The voters have spoken.
Well, some of them.
With just over 8,400 of Westport’s 19,811 eligible voters casting ballots, Republicans retain Town Hall. Control of the selectman’s office has ping-ponged between parties ever since the 1970s, when a 25-year stretch of Republicans ended.
This will be the 3rd straight term for Republican leadership. But this is Westport, not Washington or many other places in America.
We’re a blue town, in a blue state. And we’re a town. We’re neighbors. We see our new selectwomen — and, notably, this is the first time in our history the top 2 slots are filled by females — everywhere. The market, the beach, doctor’s offices — they’re part of our community.
Jen Tooker and Andrea Moore are Westporters, through and through. Tooker has lived here for many years; Moore is a Staples graduate.

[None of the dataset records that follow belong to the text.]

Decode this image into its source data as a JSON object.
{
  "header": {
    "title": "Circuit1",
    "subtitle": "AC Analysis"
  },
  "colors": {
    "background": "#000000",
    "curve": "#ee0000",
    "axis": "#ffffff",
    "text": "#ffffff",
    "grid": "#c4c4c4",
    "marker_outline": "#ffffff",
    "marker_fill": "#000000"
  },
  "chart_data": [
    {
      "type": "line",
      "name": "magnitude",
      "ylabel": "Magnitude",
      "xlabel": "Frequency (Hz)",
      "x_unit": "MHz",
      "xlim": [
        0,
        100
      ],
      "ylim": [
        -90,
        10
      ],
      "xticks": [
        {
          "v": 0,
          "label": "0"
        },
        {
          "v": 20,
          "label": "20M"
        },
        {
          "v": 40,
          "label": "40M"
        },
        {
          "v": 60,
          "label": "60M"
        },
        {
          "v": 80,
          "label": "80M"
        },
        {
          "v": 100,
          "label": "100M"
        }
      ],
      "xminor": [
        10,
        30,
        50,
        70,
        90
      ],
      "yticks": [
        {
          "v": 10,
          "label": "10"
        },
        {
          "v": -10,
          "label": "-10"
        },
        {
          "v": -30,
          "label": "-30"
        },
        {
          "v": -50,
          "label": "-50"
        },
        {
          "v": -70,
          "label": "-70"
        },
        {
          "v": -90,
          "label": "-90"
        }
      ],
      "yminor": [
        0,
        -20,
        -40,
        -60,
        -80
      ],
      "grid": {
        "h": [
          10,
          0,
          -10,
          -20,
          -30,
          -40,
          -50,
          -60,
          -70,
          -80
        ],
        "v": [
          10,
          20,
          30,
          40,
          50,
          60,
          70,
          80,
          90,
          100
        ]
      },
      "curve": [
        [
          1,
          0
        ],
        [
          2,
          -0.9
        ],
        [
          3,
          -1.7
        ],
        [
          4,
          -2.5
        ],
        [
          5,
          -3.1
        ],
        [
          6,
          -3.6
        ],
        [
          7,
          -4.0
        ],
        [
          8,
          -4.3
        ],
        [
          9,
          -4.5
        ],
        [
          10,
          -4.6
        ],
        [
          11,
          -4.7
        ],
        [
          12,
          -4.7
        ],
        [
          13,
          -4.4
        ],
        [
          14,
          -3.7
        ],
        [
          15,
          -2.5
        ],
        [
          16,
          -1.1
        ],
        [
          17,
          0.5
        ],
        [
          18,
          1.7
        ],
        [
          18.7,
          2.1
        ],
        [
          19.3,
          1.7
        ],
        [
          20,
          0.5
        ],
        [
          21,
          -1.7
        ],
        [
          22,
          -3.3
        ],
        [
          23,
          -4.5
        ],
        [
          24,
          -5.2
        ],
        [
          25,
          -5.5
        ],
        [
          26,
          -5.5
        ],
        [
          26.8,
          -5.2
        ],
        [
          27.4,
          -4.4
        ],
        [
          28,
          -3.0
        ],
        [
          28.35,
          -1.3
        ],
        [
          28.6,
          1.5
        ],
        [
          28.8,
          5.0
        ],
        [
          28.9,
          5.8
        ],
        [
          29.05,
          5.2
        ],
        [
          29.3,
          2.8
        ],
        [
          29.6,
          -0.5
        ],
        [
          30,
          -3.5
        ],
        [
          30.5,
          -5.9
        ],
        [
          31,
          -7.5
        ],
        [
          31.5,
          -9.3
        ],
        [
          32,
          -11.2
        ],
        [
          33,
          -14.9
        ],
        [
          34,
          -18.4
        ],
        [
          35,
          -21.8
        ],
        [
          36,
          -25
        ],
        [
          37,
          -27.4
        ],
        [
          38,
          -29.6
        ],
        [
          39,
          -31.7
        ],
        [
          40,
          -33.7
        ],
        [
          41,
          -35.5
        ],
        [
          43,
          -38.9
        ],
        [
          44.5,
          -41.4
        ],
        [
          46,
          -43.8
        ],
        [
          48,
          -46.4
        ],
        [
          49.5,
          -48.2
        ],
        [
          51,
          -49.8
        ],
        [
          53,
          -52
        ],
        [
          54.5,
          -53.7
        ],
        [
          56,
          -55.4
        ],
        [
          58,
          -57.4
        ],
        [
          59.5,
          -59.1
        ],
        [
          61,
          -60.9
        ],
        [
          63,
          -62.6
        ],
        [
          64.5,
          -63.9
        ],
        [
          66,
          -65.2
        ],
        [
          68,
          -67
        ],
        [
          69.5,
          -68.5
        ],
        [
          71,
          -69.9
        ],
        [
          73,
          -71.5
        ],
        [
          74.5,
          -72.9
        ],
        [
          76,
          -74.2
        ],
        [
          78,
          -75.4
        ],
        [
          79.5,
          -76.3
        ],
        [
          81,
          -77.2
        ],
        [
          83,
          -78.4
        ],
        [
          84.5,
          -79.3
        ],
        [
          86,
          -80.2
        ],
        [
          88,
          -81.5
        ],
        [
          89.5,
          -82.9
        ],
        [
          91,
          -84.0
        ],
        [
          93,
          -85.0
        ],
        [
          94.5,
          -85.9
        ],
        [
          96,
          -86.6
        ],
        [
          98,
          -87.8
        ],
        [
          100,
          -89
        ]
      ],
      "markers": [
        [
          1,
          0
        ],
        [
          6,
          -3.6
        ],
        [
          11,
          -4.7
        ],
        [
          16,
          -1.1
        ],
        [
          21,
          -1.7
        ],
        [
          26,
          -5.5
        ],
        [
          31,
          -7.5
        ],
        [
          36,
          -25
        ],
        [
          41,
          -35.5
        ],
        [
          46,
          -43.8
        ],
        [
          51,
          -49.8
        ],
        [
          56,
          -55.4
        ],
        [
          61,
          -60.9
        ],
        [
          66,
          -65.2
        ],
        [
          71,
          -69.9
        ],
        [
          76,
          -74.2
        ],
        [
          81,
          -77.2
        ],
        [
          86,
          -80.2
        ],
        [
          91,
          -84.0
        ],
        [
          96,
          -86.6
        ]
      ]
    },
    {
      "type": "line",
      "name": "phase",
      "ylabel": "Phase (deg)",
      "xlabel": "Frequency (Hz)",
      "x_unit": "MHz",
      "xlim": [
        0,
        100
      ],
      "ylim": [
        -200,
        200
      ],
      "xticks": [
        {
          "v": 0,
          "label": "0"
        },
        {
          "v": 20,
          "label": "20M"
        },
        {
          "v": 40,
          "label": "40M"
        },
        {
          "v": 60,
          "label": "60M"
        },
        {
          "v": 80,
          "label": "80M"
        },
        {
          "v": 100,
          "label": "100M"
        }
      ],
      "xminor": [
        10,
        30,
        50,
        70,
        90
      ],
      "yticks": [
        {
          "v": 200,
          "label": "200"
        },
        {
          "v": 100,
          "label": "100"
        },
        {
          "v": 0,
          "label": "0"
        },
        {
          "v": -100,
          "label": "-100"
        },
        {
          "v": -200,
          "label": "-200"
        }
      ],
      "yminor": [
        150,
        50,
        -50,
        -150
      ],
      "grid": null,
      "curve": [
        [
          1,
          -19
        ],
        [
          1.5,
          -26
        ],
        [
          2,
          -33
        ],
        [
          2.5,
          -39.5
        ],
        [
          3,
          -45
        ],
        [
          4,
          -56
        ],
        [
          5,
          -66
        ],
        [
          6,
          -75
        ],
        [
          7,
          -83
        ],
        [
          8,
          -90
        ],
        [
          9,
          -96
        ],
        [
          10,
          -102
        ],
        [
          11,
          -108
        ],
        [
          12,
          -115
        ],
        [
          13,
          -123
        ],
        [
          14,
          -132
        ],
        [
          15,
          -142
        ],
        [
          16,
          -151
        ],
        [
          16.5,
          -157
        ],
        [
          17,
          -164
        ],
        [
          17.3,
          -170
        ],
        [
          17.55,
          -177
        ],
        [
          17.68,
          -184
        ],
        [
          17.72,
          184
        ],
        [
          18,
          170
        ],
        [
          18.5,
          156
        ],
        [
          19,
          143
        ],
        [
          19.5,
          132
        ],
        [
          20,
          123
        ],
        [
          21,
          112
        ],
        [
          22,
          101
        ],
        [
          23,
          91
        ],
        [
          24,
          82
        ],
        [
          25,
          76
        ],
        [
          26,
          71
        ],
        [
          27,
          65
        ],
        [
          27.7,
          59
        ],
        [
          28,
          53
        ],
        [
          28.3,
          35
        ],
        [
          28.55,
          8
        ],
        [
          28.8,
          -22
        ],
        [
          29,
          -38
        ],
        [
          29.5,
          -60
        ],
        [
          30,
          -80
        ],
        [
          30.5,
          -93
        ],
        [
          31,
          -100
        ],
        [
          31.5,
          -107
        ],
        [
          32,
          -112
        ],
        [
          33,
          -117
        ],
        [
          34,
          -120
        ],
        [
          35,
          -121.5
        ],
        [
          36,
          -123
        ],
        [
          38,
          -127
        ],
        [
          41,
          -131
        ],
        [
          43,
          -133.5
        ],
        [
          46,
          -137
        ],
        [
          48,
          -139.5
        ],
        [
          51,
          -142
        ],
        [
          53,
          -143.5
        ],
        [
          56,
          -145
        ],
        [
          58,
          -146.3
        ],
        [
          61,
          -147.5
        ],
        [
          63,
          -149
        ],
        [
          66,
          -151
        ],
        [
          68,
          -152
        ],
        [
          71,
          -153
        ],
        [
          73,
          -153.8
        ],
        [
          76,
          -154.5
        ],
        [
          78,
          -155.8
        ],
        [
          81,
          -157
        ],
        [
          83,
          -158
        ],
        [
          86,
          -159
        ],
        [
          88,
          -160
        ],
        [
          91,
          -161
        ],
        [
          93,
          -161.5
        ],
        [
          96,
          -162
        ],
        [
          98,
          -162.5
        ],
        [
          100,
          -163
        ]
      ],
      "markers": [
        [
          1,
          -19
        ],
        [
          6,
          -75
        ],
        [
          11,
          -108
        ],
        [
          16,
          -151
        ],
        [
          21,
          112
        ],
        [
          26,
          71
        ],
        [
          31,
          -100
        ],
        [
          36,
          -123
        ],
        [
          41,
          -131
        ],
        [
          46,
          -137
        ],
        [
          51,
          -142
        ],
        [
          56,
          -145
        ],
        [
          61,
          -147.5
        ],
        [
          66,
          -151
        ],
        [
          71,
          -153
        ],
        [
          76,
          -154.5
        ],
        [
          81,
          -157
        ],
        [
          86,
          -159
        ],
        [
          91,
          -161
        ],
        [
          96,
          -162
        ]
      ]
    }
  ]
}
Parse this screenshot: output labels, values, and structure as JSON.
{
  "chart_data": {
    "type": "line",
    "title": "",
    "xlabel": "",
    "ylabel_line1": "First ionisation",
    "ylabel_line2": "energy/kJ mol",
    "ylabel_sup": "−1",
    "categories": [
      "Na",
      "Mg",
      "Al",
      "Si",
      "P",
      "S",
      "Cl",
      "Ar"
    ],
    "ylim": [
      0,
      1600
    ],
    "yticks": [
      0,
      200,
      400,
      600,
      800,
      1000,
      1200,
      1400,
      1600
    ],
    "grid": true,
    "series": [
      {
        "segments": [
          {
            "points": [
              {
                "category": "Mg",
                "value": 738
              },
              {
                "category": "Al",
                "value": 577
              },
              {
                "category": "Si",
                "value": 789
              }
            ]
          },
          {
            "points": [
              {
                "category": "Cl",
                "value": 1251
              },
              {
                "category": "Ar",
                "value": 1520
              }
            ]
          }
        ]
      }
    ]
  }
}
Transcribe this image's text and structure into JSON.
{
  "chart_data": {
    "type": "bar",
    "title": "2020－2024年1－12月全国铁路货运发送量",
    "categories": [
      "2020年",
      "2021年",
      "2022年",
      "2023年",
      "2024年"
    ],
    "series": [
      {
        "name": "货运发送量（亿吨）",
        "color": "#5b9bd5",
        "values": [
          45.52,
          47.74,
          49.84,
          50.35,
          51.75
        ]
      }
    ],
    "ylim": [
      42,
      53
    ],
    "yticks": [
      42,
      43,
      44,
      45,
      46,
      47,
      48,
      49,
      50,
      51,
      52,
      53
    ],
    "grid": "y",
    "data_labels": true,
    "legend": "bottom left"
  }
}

Both have extensive experience. Tooker is the incumbent 2nd selectwoman; Moore serves on the Board of Finance. They know this place. They know us. They will guide our town with wisdom, strength, compassion and care.
Tooker and Moore won the election with substantial support from Democrats and independents. Both groups represent the bulk of Westport voters.
Tuesday’s election was hardly a Republican wave. Democrats continue to control all boards and commissions. They outpolled their opponents — in some cases, substantially — in races that were both contested, and uncontested.
Planning & Zoning — one of the most important bodies in town — saw the re-election of 3 Democratic incumbents.
The Board of Education — another crucial body — was humming quietly along, with 2 candidates from each party “vying” for 4 seats. A late write-in candidate plastered the town with signs, but drew less than 5% of the vote.
Suddenly — less than a week before Election Day — one candidate slammed his own Republican Party, for failing to take a stand on the Critical Race Theory debate, and alleging it had stopped him from campaigning.
The resulting extensive publicity did not seem to matter. Both Republicans drew nearly the same number of votes; at around 21%, both trailed their Democratic rivals, who were around 28%. All 4 now make up the majority of the new Board of Ed.
One of the big stories of this election was the number of uncontested races. The Board of Finance and Zoning Board of Appeals had the same number of candidates as open spots; so (without the write-in candidate) did the Board of Ed.
Six of the town’s 9 Representative Town Meeting districts did not have competitive races.
Combined with the low turnout, that raises a crucial question: How much do Westporters really care about our town government?
Kudos to the men and women who stepped up this election season. Thanks to all who ran, whether they were opposed or not.
You will run our town well. You will put in countless hours, read mind-numbing reports, attend endless meetings, and hear from many residents, with ideas, insights and complaints ranging from very valid to ridiculously absurd.
Some of them may have voted for you. Some of them may have voted against you. Some may not have voted at all.
That’s the reality of democracy. We get the government we deserve.
Or, in Westport’s case, sometimes it’s even better than we deserve.